Hazelwood North is a locality in Victoria, Australia. It has a population of 1478 (as of the 2016 census).

Max Cranwell, who died in a 2009 plane crash in Papua New Guinea, resided in Hazelwood North until his death.

Hazelwood North is so named due to its geographical orientation from the town "Hazelwood" - now known as Churchill, Victoria. Composed of mostly five acre blocks, the district functions primarily as a commuter town for those working in the nearby regional centres of Morwell and Traralgon. Historically the area was used by graziers and small-scale farmers.
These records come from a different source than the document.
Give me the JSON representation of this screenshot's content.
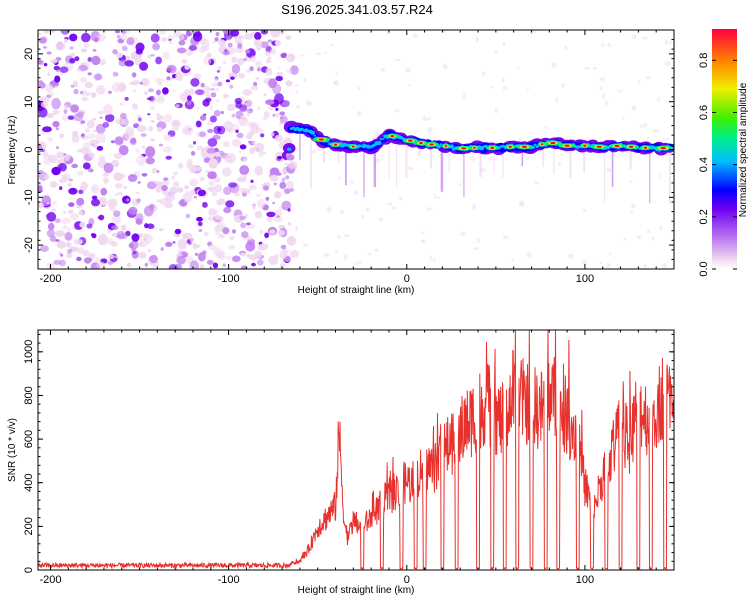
{
  "title": "S196.2025.341.03.57.R24",
  "chart_data": [
    {
      "type": "heatmap",
      "xlabel": "Height of straight line (km)",
      "ylabel": "Frequency (Hz)",
      "xlim": [
        -207,
        150
      ],
      "ylim": [
        -25,
        25
      ],
      "xticks": [
        -200,
        -100,
        0,
        100
      ],
      "xtick_labels": [
        "-200",
        "-100",
        "0",
        "100"
      ],
      "yticks": [
        -20,
        -10,
        0,
        10,
        20
      ],
      "ytick_labels": [
        "-20",
        "-10",
        "0",
        "10",
        "20"
      ],
      "noise_region_end_km": -63,
      "ridge": {
        "x": [
          -65,
          -55,
          -50,
          -45,
          -40,
          -35,
          -30,
          -20,
          -10,
          0,
          10,
          20,
          30,
          40,
          50,
          60,
          70,
          80,
          90,
          100,
          110,
          120,
          130,
          140,
          150
        ],
        "freq": [
          4.5,
          4.0,
          2.5,
          1.5,
          1.0,
          0.8,
          0.6,
          0.5,
          3.0,
          2.0,
          1.2,
          0.8,
          0.2,
          0.4,
          0.3,
          0.6,
          0.5,
          1.5,
          0.8,
          0.8,
          0.5,
          0.8,
          0.4,
          0.3,
          0.3
        ]
      },
      "colorbar": {
        "label": "Normalized spectral amplitude",
        "range": [
          0,
          0.92
        ],
        "ticks": [
          0.0,
          0.2,
          0.4,
          0.6,
          0.8
        ],
        "tick_labels": [
          "0.0",
          "0.2",
          "0.4",
          "0.6",
          "0.8"
        ],
        "colormap": [
          "#f0d8f0",
          "#c080f0",
          "#7000f0",
          "#0000ff",
          "#00c0ff",
          "#00f080",
          "#40f000",
          "#f0f000",
          "#ff8000",
          "#ff0040"
        ]
      }
    },
    {
      "type": "line",
      "xlabel": "Height of straight line (km)",
      "ylabel": "SNR (10 * v/v)",
      "xlim": [
        -207,
        150
      ],
      "ylim": [
        0,
        1100
      ],
      "xticks": [
        -200,
        -100,
        0,
        100
      ],
      "xtick_labels": [
        "-200",
        "-100",
        "0",
        "100"
      ],
      "yticks": [
        0,
        200,
        400,
        600,
        800,
        1000
      ],
      "ytick_labels": [
        "0",
        "200",
        "400",
        "600",
        "800",
        "1000"
      ],
      "line_color": "#e8302c",
      "series": [
        {
          "name": "SNR",
          "x": [
            -207,
            -150,
            -100,
            -70,
            -60,
            -55,
            -50,
            -45,
            -40,
            -38,
            -35,
            -33,
            -30,
            -25,
            -20,
            -15,
            -10,
            -5,
            0,
            5,
            10,
            15,
            20,
            25,
            30,
            35,
            40,
            45,
            50,
            55,
            60,
            65,
            70,
            75,
            80,
            85,
            90,
            95,
            100,
            105,
            110,
            115,
            120,
            125,
            130,
            135,
            140,
            145,
            150
          ],
          "values": [
            20,
            20,
            20,
            25,
            40,
            100,
            200,
            250,
            300,
            650,
            220,
            150,
            230,
            200,
            250,
            300,
            350,
            380,
            420,
            400,
            500,
            480,
            550,
            600,
            650,
            700,
            750,
            800,
            720,
            700,
            850,
            800,
            780,
            750,
            850,
            780,
            720,
            650,
            400,
            280,
            450,
            550,
            680,
            600,
            780,
            720,
            760,
            850,
            720
          ]
        }
      ],
      "dropout_centers_km": [
        -25,
        -14,
        -3,
        5,
        10,
        20,
        28,
        40,
        48,
        55,
        62,
        70,
        78,
        85,
        96,
        104,
        112,
        120,
        130,
        137,
        145
      ]
    }
  ]
}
Hazelwood North is central to Federation University Churchill campus, and is approximately a 10-minute drive into central towns such as Churchill, Traralgon and Morwell.

The district is served by the public Hazelwood North Primary School, and the Hazelwood North town hall. Both of which are located along Church Road, which runs through the district's centre. The area is somewhat prone to bush and grass fires during the summer months, and was the scene of a relatively small outbreak during the 2009 black saturday bushfires. The Hazelwood North Fire Brigade, a volunteer brigade administered by the Country Fire Authority, serves the area.